Montclair State University welcomes Mark Allman, a top administrator at Merrimack College, as an American Council on Education (ACE) Fellow, a prestigious leadership development program in higher education.
Allman is Vice Provost for Academic Affairs and Innovation at Merrimack College in North Andover, Massachusetts. There, he has been working on several academic initiatives, including a discovery program for undeclared students and new pathways for nontraditional students to complete bachelor’s degrees.
At the conclusion of the 2023-24 fellowship year, Allman will return to Merrimack to bring back to the institution what he has observed of the work of President Jonathan Koppell and other senior officers. He hopes to gain insight into Montclair’s leadership in action, particularly its commitment to access and affordability.
“I’m excited to work closely with Dr. Allman over the next year, as there is so much we will be able to learn from each other at pivotal moments in the histories of both Montclair and Merrimack,” Koppell said. “The future of higher education depends on collaboration between like-minded institutions and the sharing of knowledge to create the best possible outcomes for students, faculty and staff. The ACE fellows program is a fantastic vehicle for that, and we’re thrilled that Dr. Allman has selected Montclair for his fellowship.”
Allman has spent the past 16 years at Merrimack, where he has served as Department Chair, and Associate Dean of the School of Liberal Arts. As Professor of Religious and Theological Studies, his research focuses on Social Ethics, Political Economy, War and Peace, Business Ethics, and Catholic Social Thought. His first book, Who Would Jesus Kill? War, Peace and the Christian Tradition (Anselm Academic 2008), won the College Theology Society Book of the Year Award.
Merrimack has experienced significant growth in recent years. In the 2023 U.S. News & World Report rankings, the college ranked No. 4 for Most Innovative Schools and No. 37 in the Regional Universities North category. In the past five years, undergraduate enrollment has increased approximately 20% (to more than 4,000 students), and graduate enrollment has increased 55% (to more than 1,300 students).

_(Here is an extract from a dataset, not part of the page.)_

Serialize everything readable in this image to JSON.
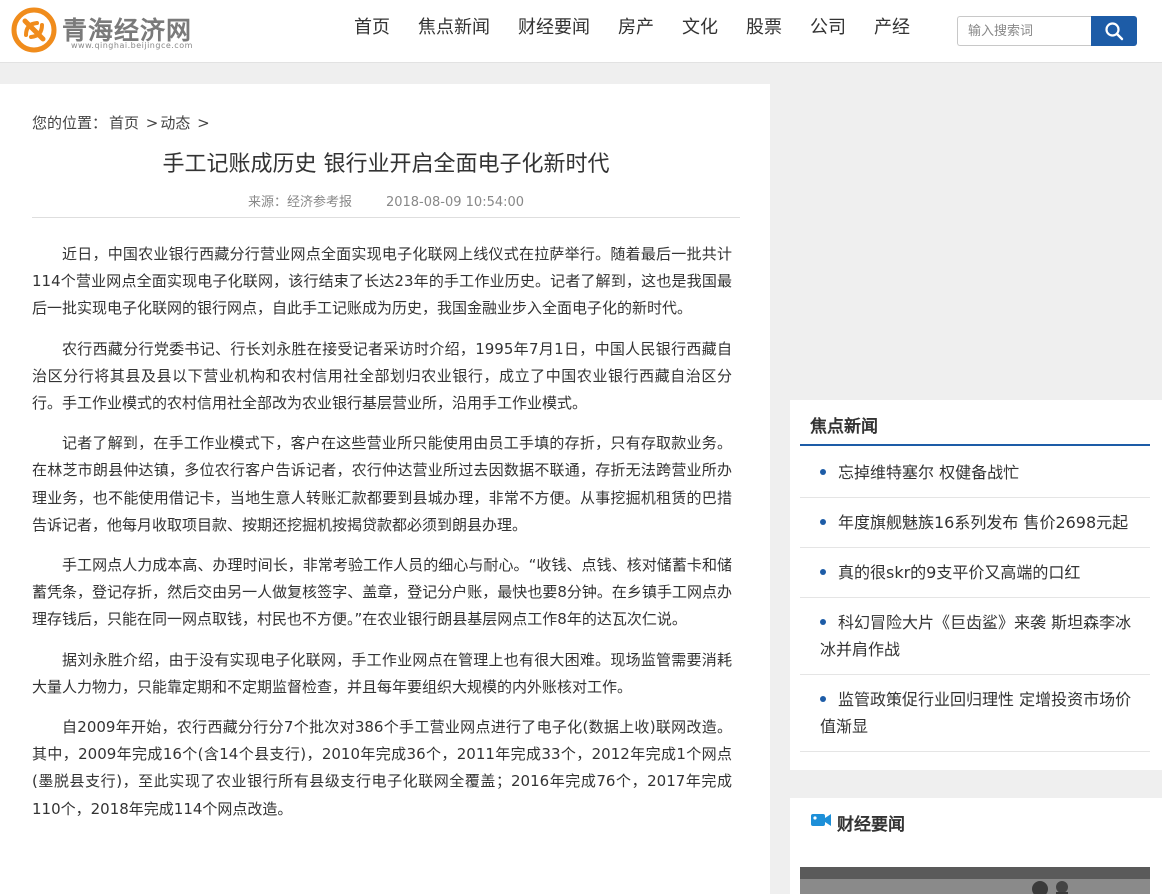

Allman said he sought out the ACE fellowship, in part, to spend time on a diverse campus that has also experienced tremendous growth. This fall, Montclair welcomed another record-breaking incoming class and the largest total enrollment in its 115-year history. More than 50% of all Montclair’s students identify as underrepresented minorities – and the University is one of New Jersey’s two Hispanic-Serving Institutions, graduating more students of color than any other public institution in the state.
“I want to gain experience at an institution that is a place that Meririmack aspires to be in the future,” Allman said. Montclair’s reputation as a comprehensive research university was also an important factor that led him to Montclair. He is also a native of New Jersey, having grown up in Ramsey.
“ACE Fellows acquire career-enriching experience in leadership, innovation and problem-solving, just the kind of skills needed to advance higher education,” said ACE President Ted Mitchell. “The Fellows Program provides institutions and participants the unique opportunity to grow together, and I am excited to see all that this class of Fellows accomplishes.”
The ACE Fellows Program is designed to strengthen institutional and leadership capacity in American higher education by identifying and preparing faculty and staff for senior positions in college and university administration. More than 2,000 higher education leaders have participated in the ACE Fellows Program over the past five decades, with more than 80% of Fellows serving as senior leaders of colleges and universities.